We supped in our usual manner, discussing only commonplace topics, but just as I was going to bed Annette shook my hand in a way that told me to prepare for a visit from her. I admired the natural acuteness of young girls, who take their degrees in the art of love with so much ease and at such an early age. Annette, almost a child, knew more than a young man of twenty. I decided on giving her fifty sequins without letting Veronique see me, as I did not intend to be so liberal towards her. I took a roll of ducats and gave them to her as soon as she came.

She lay down beside me, and after a moment devoted to love she said that Veronique was asleep, adding,--

"I heard all you said to my sister, and I am sure you love her."

"If I did, dear Annette, I should not have made my proposal in such plain terms."

"I should like to believe that, but what would you have done if she had accepted your offer? You would be in one bed by this, I suppose?"

"I was more than certain, dearest, that her pride would hinder her receiving me."

We had reached this point in our conversation when we were surprised by the sudden appearance of Veronique with a lighted candle, and wearing only her chemise. She laughed at her sister to encourage her, and I joined in the laughter, keeping a firm hold on the little one for fear of her escaping. Veronique looked ravishing in her scanty attire, and as she laughed I could not be angry with her. However, I said,--

"You have interrupted our enjoyment, and hurt your sister's feelings; perhaps you will despise her for the future?"

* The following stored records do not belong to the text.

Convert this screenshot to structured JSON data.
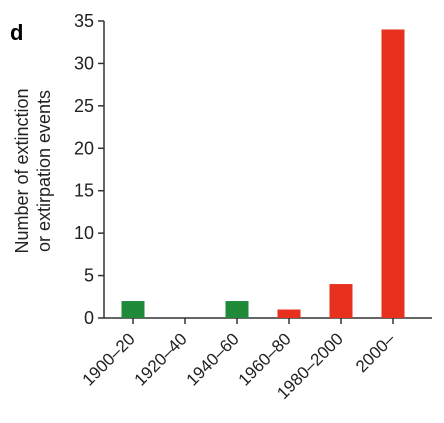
{
  "chart_data": {
    "type": "bar",
    "panel_label": "d",
    "title": "",
    "xlabel": "",
    "ylabel_lines": [
      "Number of extinction",
      "or extirpation events"
    ],
    "categories": [
      "1900–20",
      "1920–40",
      "1940–60",
      "1960–80",
      "1980–2000",
      "2000–"
    ],
    "values": [
      2,
      0,
      2,
      1,
      4,
      34
    ],
    "bar_colors": [
      "#1f8a3a",
      "#1f8a3a",
      "#1f8a3a",
      "#e8301f",
      "#e8301f",
      "#e8301f"
    ],
    "ylim": [
      0,
      35
    ],
    "yticks": [
      0,
      5,
      10,
      15,
      20,
      25,
      30,
      35
    ],
    "grid": false,
    "legend": "none"
  }
}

"On the contrary, I shall always love her."

"Her feelings overcame her, and she surrendered to me without making any terms."

"She has more sense than I"

"Do you mean that?"

"I do, really."

"I am astonished and delighted to hear it; but as it is so, kiss your sister."

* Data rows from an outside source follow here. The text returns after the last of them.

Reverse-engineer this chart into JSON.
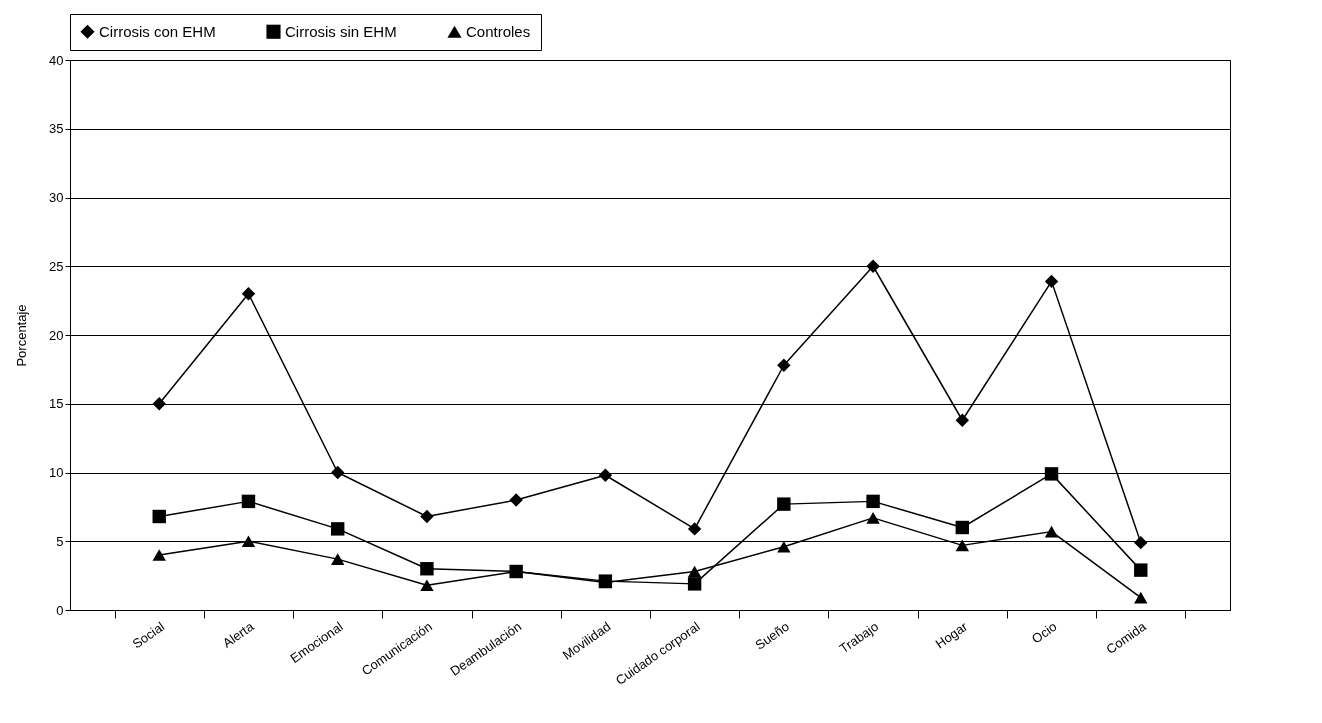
{
  "chart_data": {
    "type": "line",
    "ylabel": "Porcentaje",
    "categories": [
      "Social",
      "Alerta",
      "Emocional",
      "Comunicación",
      "Deambulación",
      "Movilidad",
      "Cuidado corporal",
      "Sueño",
      "Trabajo",
      "Hogar",
      "Ocio",
      "Comida"
    ],
    "series": [
      {
        "name": "Cirrosis con EHM",
        "color": "#000000",
        "marker": "diamond",
        "values": [
          15,
          23,
          10,
          6.8,
          8,
          9.8,
          5.9,
          17.8,
          25,
          13.8,
          23.9,
          4.9
        ]
      },
      {
        "name": "Cirrosis sin EHM",
        "color": "#000000",
        "marker": "square",
        "values": [
          6.8,
          7.9,
          5.9,
          3,
          2.8,
          2.1,
          1.9,
          7.7,
          7.9,
          6,
          9.9,
          2.9
        ]
      },
      {
        "name": "Controles",
        "color": "#000000",
        "marker": "triangle",
        "values": [
          4,
          5,
          3.7,
          1.8,
          2.8,
          2,
          2.8,
          4.6,
          6.7,
          4.7,
          5.7,
          0.9
        ]
      }
    ],
    "ylim": [
      0,
      40
    ],
    "yticks": [
      0,
      5,
      10,
      15,
      20,
      25,
      30,
      35,
      40
    ],
    "grid": "y",
    "legend": "top",
    "line_style": "solid"
  }
}
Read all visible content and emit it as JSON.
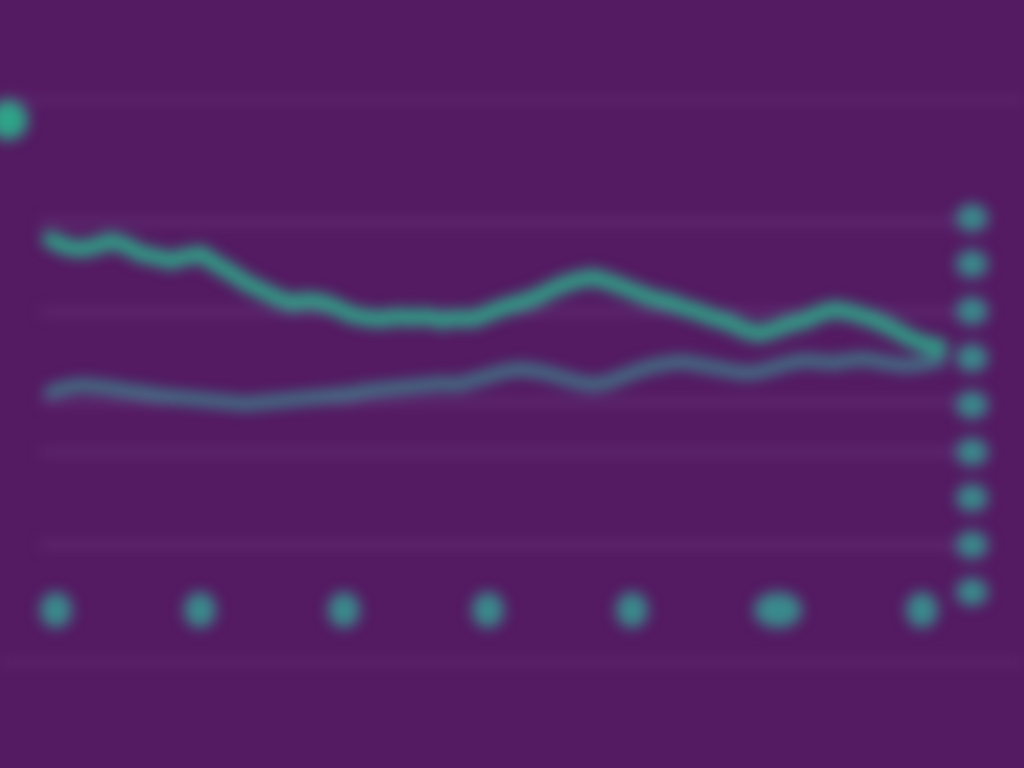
{
  "colors": {
    "background": "#541a62",
    "accent": "#2fa488",
    "grid": "#6a3a7e",
    "badge": "#3a8a8c"
  },
  "header": {
    "icon": "circle-icon",
    "title": "",
    "subtitle": ""
  },
  "chart_data": {
    "type": "line",
    "title": "",
    "xlabel": "",
    "ylabel": "",
    "grid": true,
    "legend": "none",
    "x_count": 60,
    "series": [
      {
        "name": "",
        "color": "#2fa488",
        "values": [
          22,
          21.5,
          21.3,
          21.5,
          21.9,
          21.6,
          21.0,
          20.8,
          20.5,
          20.8,
          21.0,
          20.3,
          19.7,
          19.0,
          18.5,
          18.0,
          17.6,
          17.8,
          17.7,
          17.3,
          16.8,
          16.6,
          16.5,
          16.7,
          16.6,
          16.7,
          16.4,
          16.6,
          16.5,
          16.9,
          17.3,
          17.6,
          17.9,
          18.4,
          18.9,
          19.2,
          19.4,
          19.1,
          18.7,
          18.3,
          17.9,
          17.7,
          17.3,
          17.0,
          16.6,
          16.3,
          15.8,
          15.5,
          15.8,
          16.2,
          16.4,
          16.9,
          17.2,
          17.0,
          16.7,
          16.3,
          15.8,
          15.2,
          14.8,
          14.6
        ]
      },
      {
        "name": "",
        "color": "#3f7e8a",
        "values": [
          11.5,
          11.8,
          12.0,
          11.9,
          11.8,
          11.6,
          11.5,
          11.3,
          11.2,
          11.1,
          11.0,
          10.9,
          10.8,
          10.7,
          10.8,
          10.9,
          11.0,
          11.1,
          11.2,
          11.3,
          11.4,
          11.6,
          11.7,
          11.8,
          11.9,
          12.0,
          12.1,
          12.0,
          12.3,
          12.6,
          12.9,
          13.1,
          13.0,
          12.8,
          12.5,
          12.2,
          12.0,
          12.2,
          12.6,
          13.0,
          13.3,
          13.5,
          13.6,
          13.4,
          13.2,
          13.0,
          12.8,
          12.9,
          13.2,
          13.5,
          13.7,
          13.6,
          13.5,
          13.7,
          13.8,
          13.6,
          13.4,
          13.3,
          13.5,
          13.7
        ]
      }
    ],
    "y_ticks": [
      "",
      "",
      "",
      "",
      "",
      "",
      "",
      ""
    ],
    "x_ticks": [
      "",
      "",
      "",
      "",
      "",
      "",
      ""
    ],
    "footer_label": ""
  }
}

At this invitation Veronique put down the candle, and covered Annette's beautiful body with kisses. The scene made me feel very happy.

"Come, Veronique," said I, "you will die of cold; come and lie down."

I made room for her, and soon there were three of us under the same sheet. I was in an ecstasy at this group, worthy of Aretin's pencil.

"Dearest ones," said I, "you have played me a pretty trick; was it premeditated? And was Veronique false this morning, or is she false now?"

"We did not premeditate anything, I was true this morning, and I am true now. I feel that I and my plan were very silly, and I hope you will forgive me, since I have repented and have had my punishment. Now I think I am in my right senses, as I have yielded to the feelings with which you inspired me when I saw you first, and against which I have fought too long."

"What you say pleases me extremely."

"Well, forgive me and finish my punishment by shewing that you are not angry with me."

"How am I to do that?"

"By telling me that you are vexed no longer, and by continuing to give my sister proofs of your love."

"I swear to you that so far from being angry with you I am very fond of you; but would you like us to be fond in your presence?"

"Yes, if you don't mind me."

Feeling excited by voluptuous emotions, I saw that my part could no longer be a passive one.